The research team created a form of zero-cement concrete that can prevent sewage pipe maintenance by reducing the amount of residual lime that creates fatbergs – congealed piles of mass made up of fat, grease, oil and non-biodegradable waste such as wet wipes and nappies.
Fatbergs are notorious for clogging sewers across the globe, with RMIT stating that some can grow to 200 metres in length and weigh tonnes.
By creating a concrete that prevents free lime, which is a compound that leads to corrosion and fatbergs, the research team has created an alternative to Portland cement concrete which is frequently used in the construction industry.
The research team was led by doctor Rajeev Roychand, who said the zero cement concrete provides an eco-friendly alternative for sewage pipes.

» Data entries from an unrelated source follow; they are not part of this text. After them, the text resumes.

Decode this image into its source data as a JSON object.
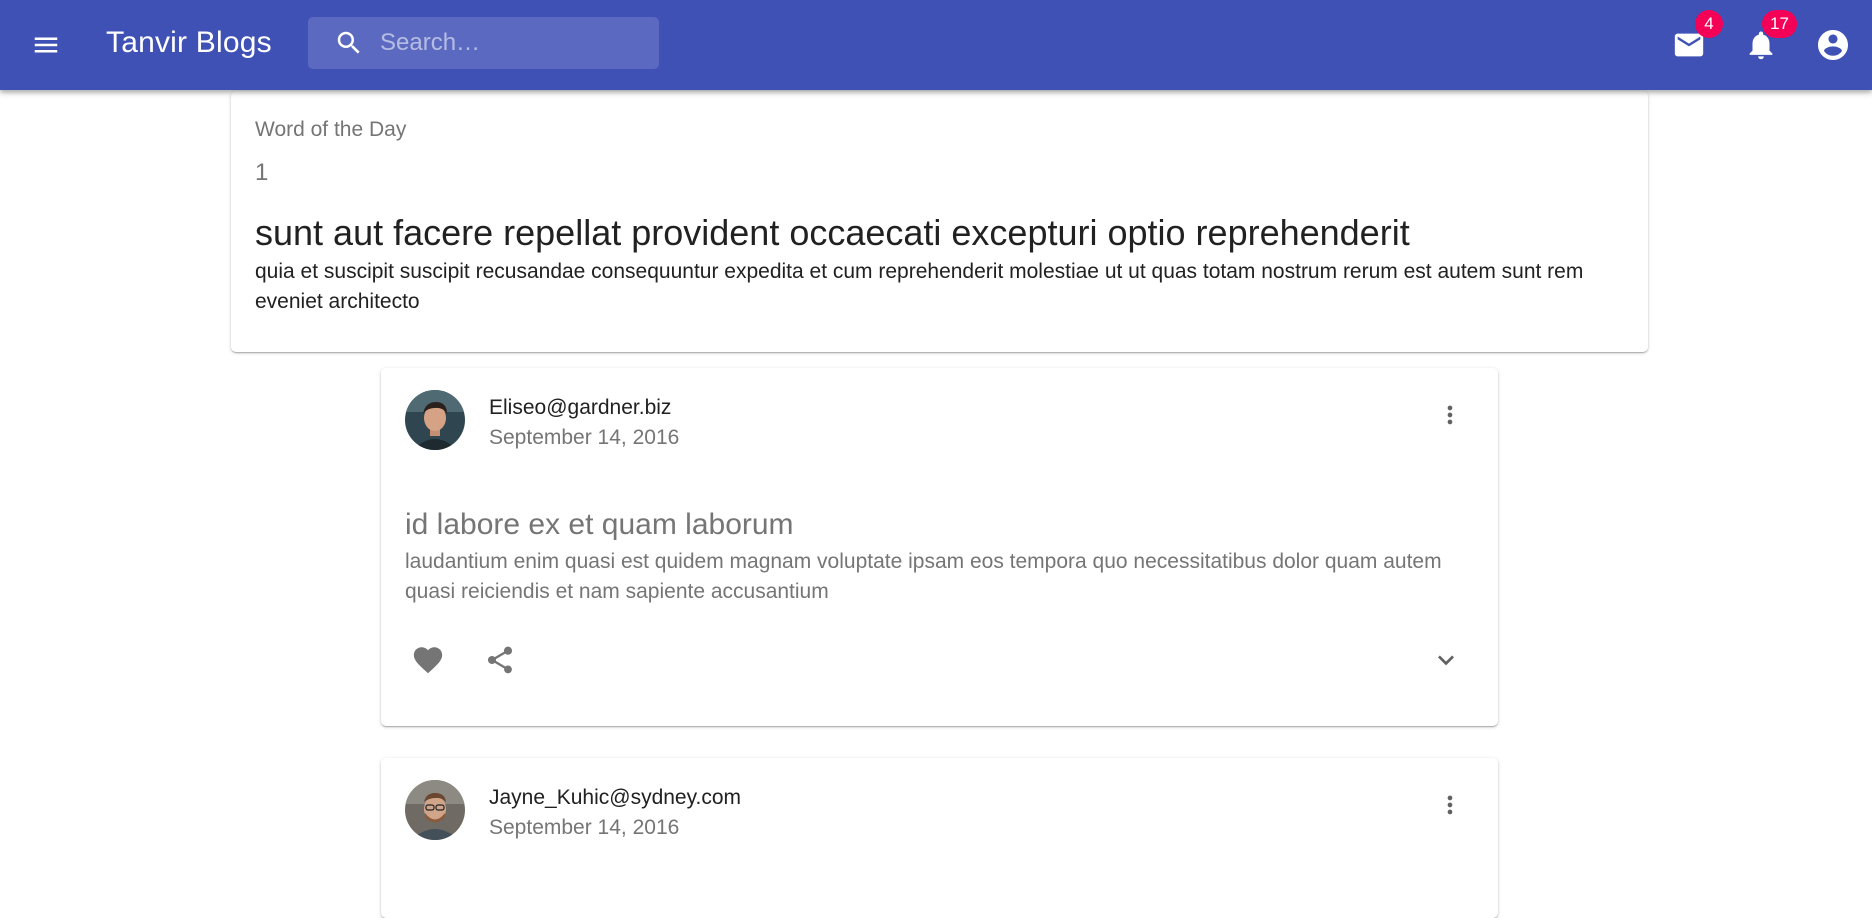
{
  "appbar": {
    "title": "Tanvir Blogs",
    "search_placeholder": "Search…",
    "mail_badge": "4",
    "notifications_badge": "17",
    "colors": {
      "primary": "#3f51b5",
      "badge": "#f50057"
    }
  },
  "word_of_the_day": {
    "overline": "Word of the Day",
    "number": "1",
    "title": "sunt aut facere repellat provident occaecati excepturi optio reprehenderit",
    "body": "quia et suscipit suscipit recusandae consequuntur expedita et cum reprehenderit molestiae ut ut quas totam nostrum rerum est autem sunt rem eveniet architecto"
  },
  "posts": [
    {
      "author": "Eliseo@gardner.biz",
      "date": "September 14, 2016",
      "title": "id labore ex et quam laborum",
      "body": "laudantium enim quasi est quidem magnam voluptate ipsam eos tempora quo necessitatibus dolor quam autem quasi reiciendis et nam sapiente accusantium",
      "actions": [
        "favorite-icon",
        "share-icon",
        "expand-icon"
      ]
    },
    {
      "author": "Jayne_Kuhic@sydney.com",
      "date": "September 14, 2016"
    }
  ]
}
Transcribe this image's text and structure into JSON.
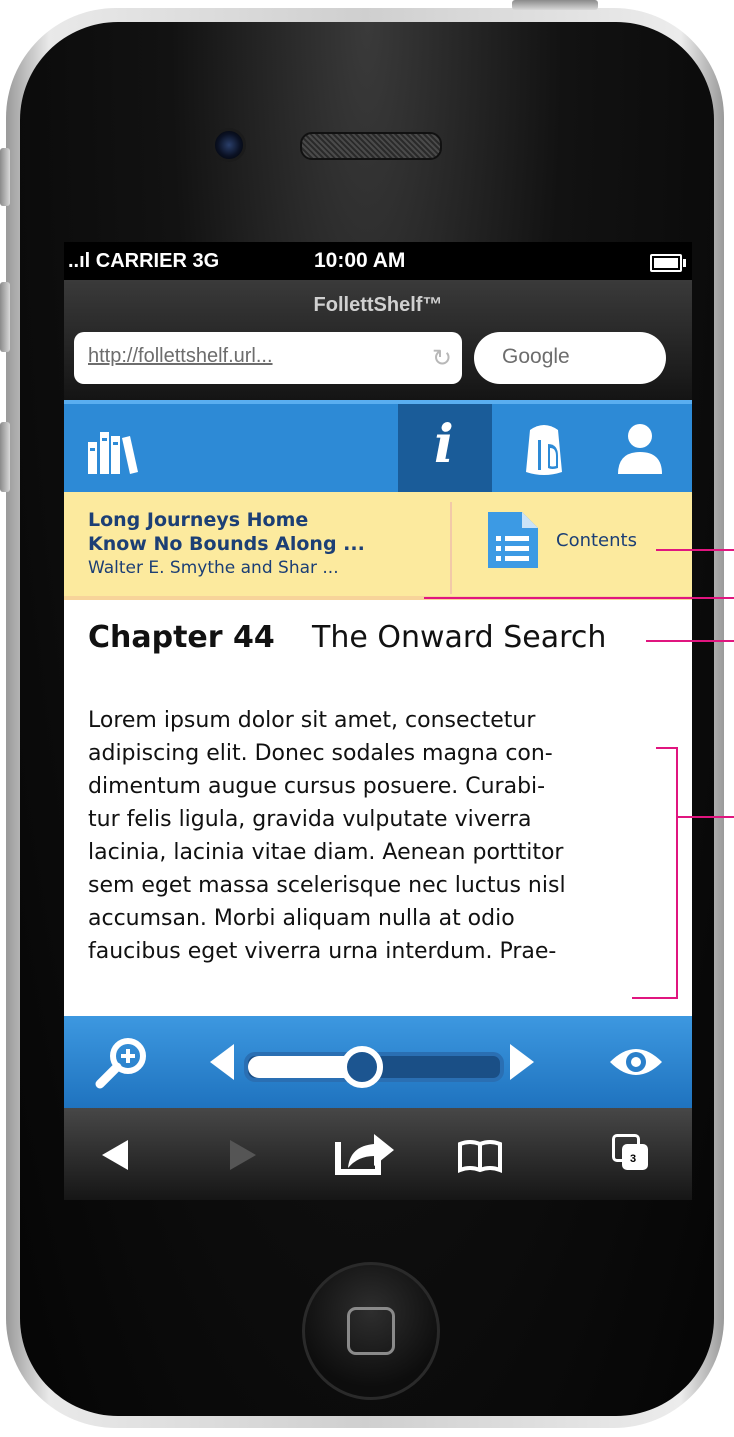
{
  "status": {
    "carrier": "..ıl CARRIER 3G",
    "time": "10:00 AM"
  },
  "browser": {
    "page_title": "FollettShelf™",
    "url": "http://follettshelf.url...",
    "search_placeholder": "Google"
  },
  "appnav": {
    "items": [
      {
        "name": "bookshelf-icon",
        "active": false
      },
      {
        "name": "info-icon",
        "active": true,
        "glyph": "i"
      },
      {
        "name": "backpack-icon",
        "active": false
      },
      {
        "name": "profile-icon",
        "active": false
      }
    ]
  },
  "book": {
    "title_line1": "Long Journeys Home",
    "title_line2": "Know No Bounds Along ...",
    "author": "Walter E. Smythe and Shar ...",
    "contents_label": "Contents"
  },
  "chapter": {
    "number": "Chapter 44",
    "title": "The Onward Search",
    "lines": [
      "Lorem ipsum dolor sit amet, consectetur",
      "adipiscing elit. Donec sodales magna con-",
      "dimentum augue cursus posuere. Curabi-",
      "tur felis ligula, gravida vulputate viverra",
      "lacinia, lacinia vitae diam. Aenean porttitor",
      "sem eget massa scelerisque nec luctus nisl",
      "accumsan. Morbi aliquam nulla at odio",
      "faucibus eget viverra urna interdum. Prae-"
    ]
  },
  "reader": {
    "progress": 0.45
  },
  "safari": {
    "tab_count": "3"
  },
  "colors": {
    "nav_blue": "#2d8ad6",
    "nav_active": "#1a5c99",
    "book_bg": "#fcea9e",
    "book_text": "#1c3f75",
    "annotation": "#e0157f"
  }
}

“The world’s concrete sewage pipes have suffered durability issues for too long,” Roychand told RMIT.
“Until now, there was a large research gap in developing eco-friendly material to protect sewers from corrosion and fatbergs. But we’ve created concrete that’s protective, strong and environmental – the perfect trio.”

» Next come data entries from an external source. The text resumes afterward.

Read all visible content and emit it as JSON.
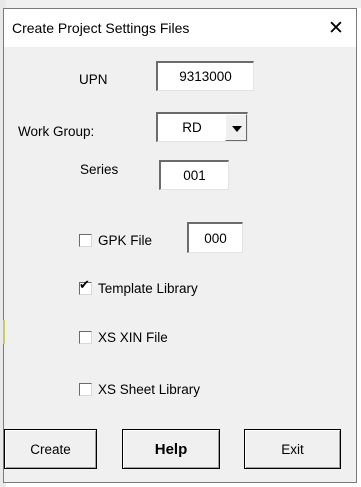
{
  "window": {
    "title": "Create Project Settings Files",
    "close_glyph": "✕"
  },
  "upn": {
    "label": "UPN",
    "value": "9313000"
  },
  "work_group": {
    "label": "Work Group:",
    "value": "RD"
  },
  "series": {
    "label": "Series",
    "value": "001"
  },
  "checkboxes": [
    {
      "label": "GPK File",
      "checked": false
    },
    {
      "label": "Template Library",
      "checked": true
    },
    {
      "label": "XS XIN File",
      "checked": false
    },
    {
      "label": "XS Sheet Library",
      "checked": false
    }
  ],
  "gpk_value": "000",
  "buttons": {
    "create": "Create",
    "help": "Help",
    "exit": "Exit"
  },
  "check_glyph": "✔",
  "colors": {
    "dialog_bg": "#f0f0f0",
    "field_bg": "#ffffff"
  }
}
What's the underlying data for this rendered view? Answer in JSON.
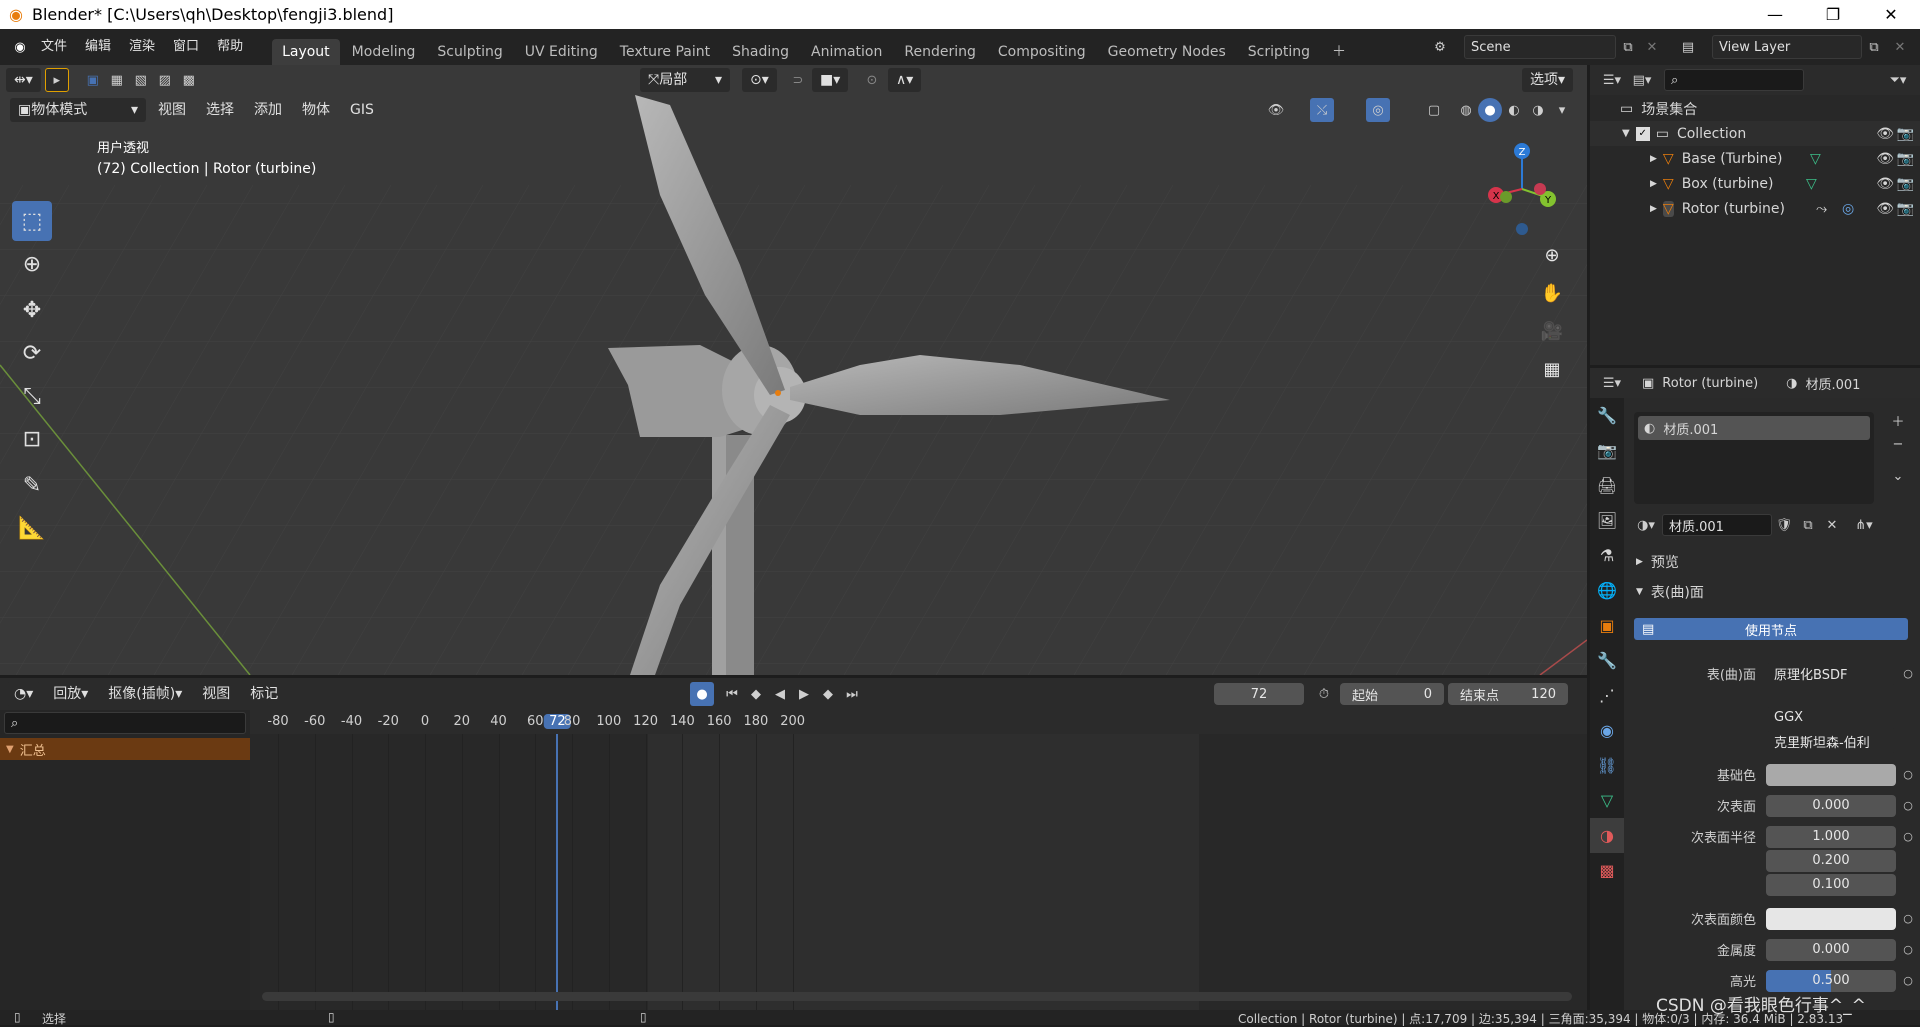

Zero-cement concrete is created using a blend of by-products of the manufacturing industry, including nano-silica, fly-ash, slag and hydrated lime.

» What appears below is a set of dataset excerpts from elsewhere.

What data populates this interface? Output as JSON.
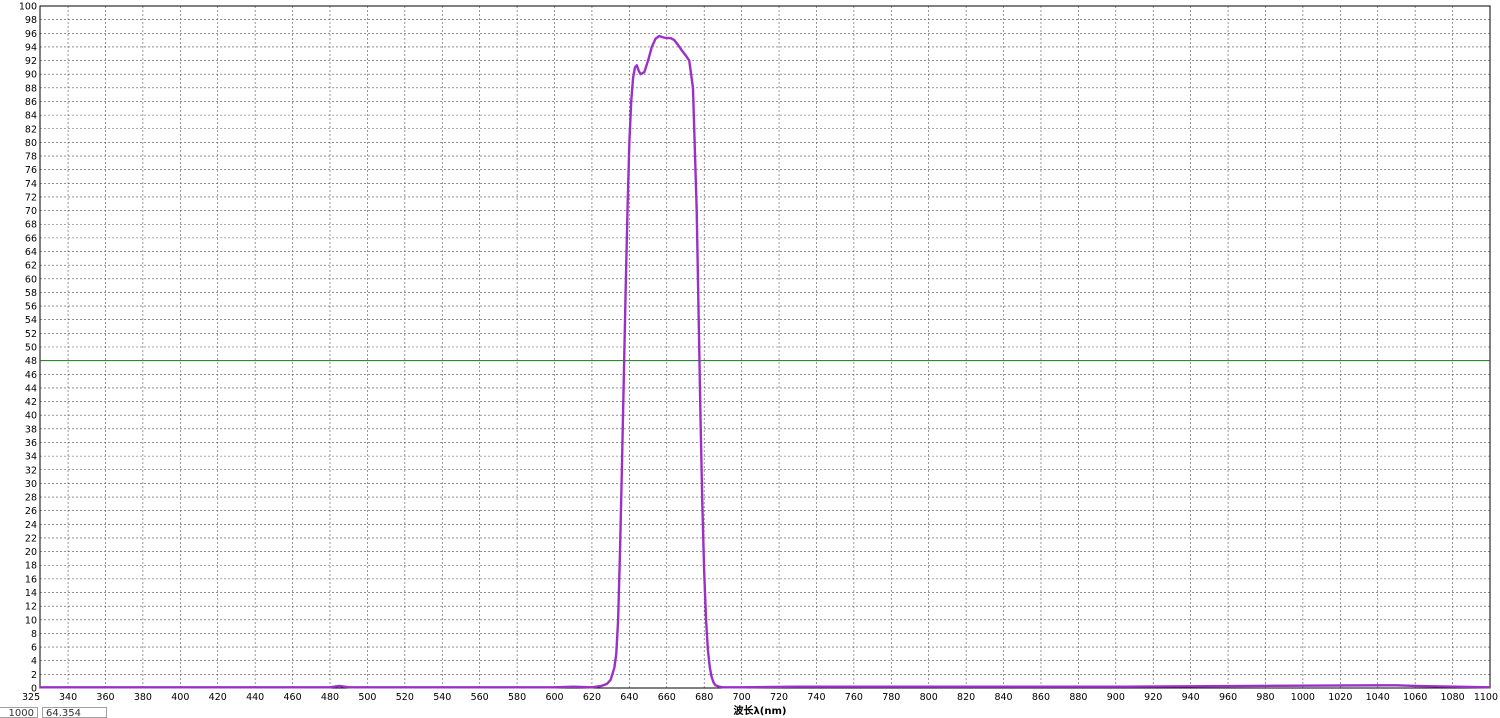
{
  "chart_data": {
    "type": "line",
    "title": "",
    "xlabel": "波长λ(nm)",
    "ylabel": "",
    "xlim": [
      325,
      1100
    ],
    "ylim": [
      0,
      100
    ],
    "grid": true,
    "x_ticks": [
      "325",
      "340",
      "360",
      "380",
      "400",
      "420",
      "440",
      "460",
      "480",
      "500",
      "520",
      "540",
      "560",
      "580",
      "600",
      "620",
      "640",
      "660",
      "680",
      "700",
      "720",
      "740",
      "760",
      "780",
      "800",
      "820",
      "840",
      "860",
      "880",
      "900",
      "920",
      "940",
      "960",
      "980",
      "1000",
      "1020",
      "1040",
      "1060",
      "1080",
      "1100"
    ],
    "y_ticks": [
      "0",
      "2",
      "4",
      "6",
      "8",
      "10",
      "12",
      "14",
      "16",
      "18",
      "20",
      "22",
      "24",
      "26",
      "28",
      "30",
      "32",
      "34",
      "36",
      "38",
      "40",
      "42",
      "44",
      "46",
      "48",
      "50",
      "52",
      "54",
      "56",
      "58",
      "60",
      "62",
      "64",
      "66",
      "68",
      "70",
      "72",
      "74",
      "76",
      "78",
      "80",
      "82",
      "84",
      "86",
      "88",
      "90",
      "92",
      "94",
      "96",
      "98",
      "100"
    ],
    "reference_line": {
      "y": 48,
      "color": "#1a7a1a"
    },
    "series": [
      {
        "color": "#9b30c8",
        "x": [
          325,
          400,
          480,
          485,
          490,
          600,
          610,
          620,
          625,
          628,
          630,
          632,
          633,
          634,
          635,
          636,
          637,
          638,
          639,
          640,
          641,
          642,
          643,
          644,
          645,
          646,
          648,
          650,
          652,
          654,
          656,
          658,
          660,
          662,
          664,
          666,
          668,
          670,
          672,
          674,
          676,
          677,
          678,
          679,
          680,
          681,
          682,
          683,
          684,
          685,
          686,
          688,
          690,
          700,
          730,
          820,
          860,
          905,
          1040,
          1050,
          1060,
          1100
        ],
        "y": [
          0.1,
          0.1,
          0.1,
          0.3,
          0.1,
          0.1,
          0.2,
          0.1,
          0.3,
          0.6,
          1.2,
          3.0,
          5.0,
          10.0,
          20.0,
          32.0,
          45.0,
          58.0,
          70.0,
          80.0,
          86.0,
          89.5,
          91.0,
          91.3,
          90.5,
          90.0,
          90.3,
          92.0,
          94.0,
          95.2,
          95.6,
          95.4,
          95.3,
          95.3,
          95.0,
          94.3,
          93.5,
          92.8,
          92.0,
          88.0,
          70.0,
          55.0,
          40.0,
          27.0,
          17.0,
          10.0,
          5.5,
          3.0,
          1.6,
          0.8,
          0.4,
          0.2,
          0.1,
          0.1,
          0.2,
          0.2,
          0.2,
          0.2,
          0.4,
          0.4,
          0.3,
          0.1
        ]
      }
    ]
  },
  "readouts": {
    "left_value": "1000",
    "cursor_value": "64.354"
  }
}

Roychand said this blend could improve longevity compared with Portland cement, with the research team seeking to collaborate with manufacturers and government to use its zero cement concrete.
“Though ordinary Portland cement is widely used in the fast-paced construction industry, it poses long term durability issues in some of its applications,” Roychand said.
“We found making concrete out of this composite blend – rather than cement – significantly improved longevity.”
The zero cement concrete created in the RMIT study reduces concrete corrosion by 96 per cent.
“Our zero-cement concrete achieves multiple benefits: it’s environmentally friendly, reduces concrete corrosion by 96 per cent and totally eliminates residual lime that is instrumental in the formation of fatbergs,” Roychand said.
“With further development, our zero-cement concrete could be made totally resistant to acid corrosion.”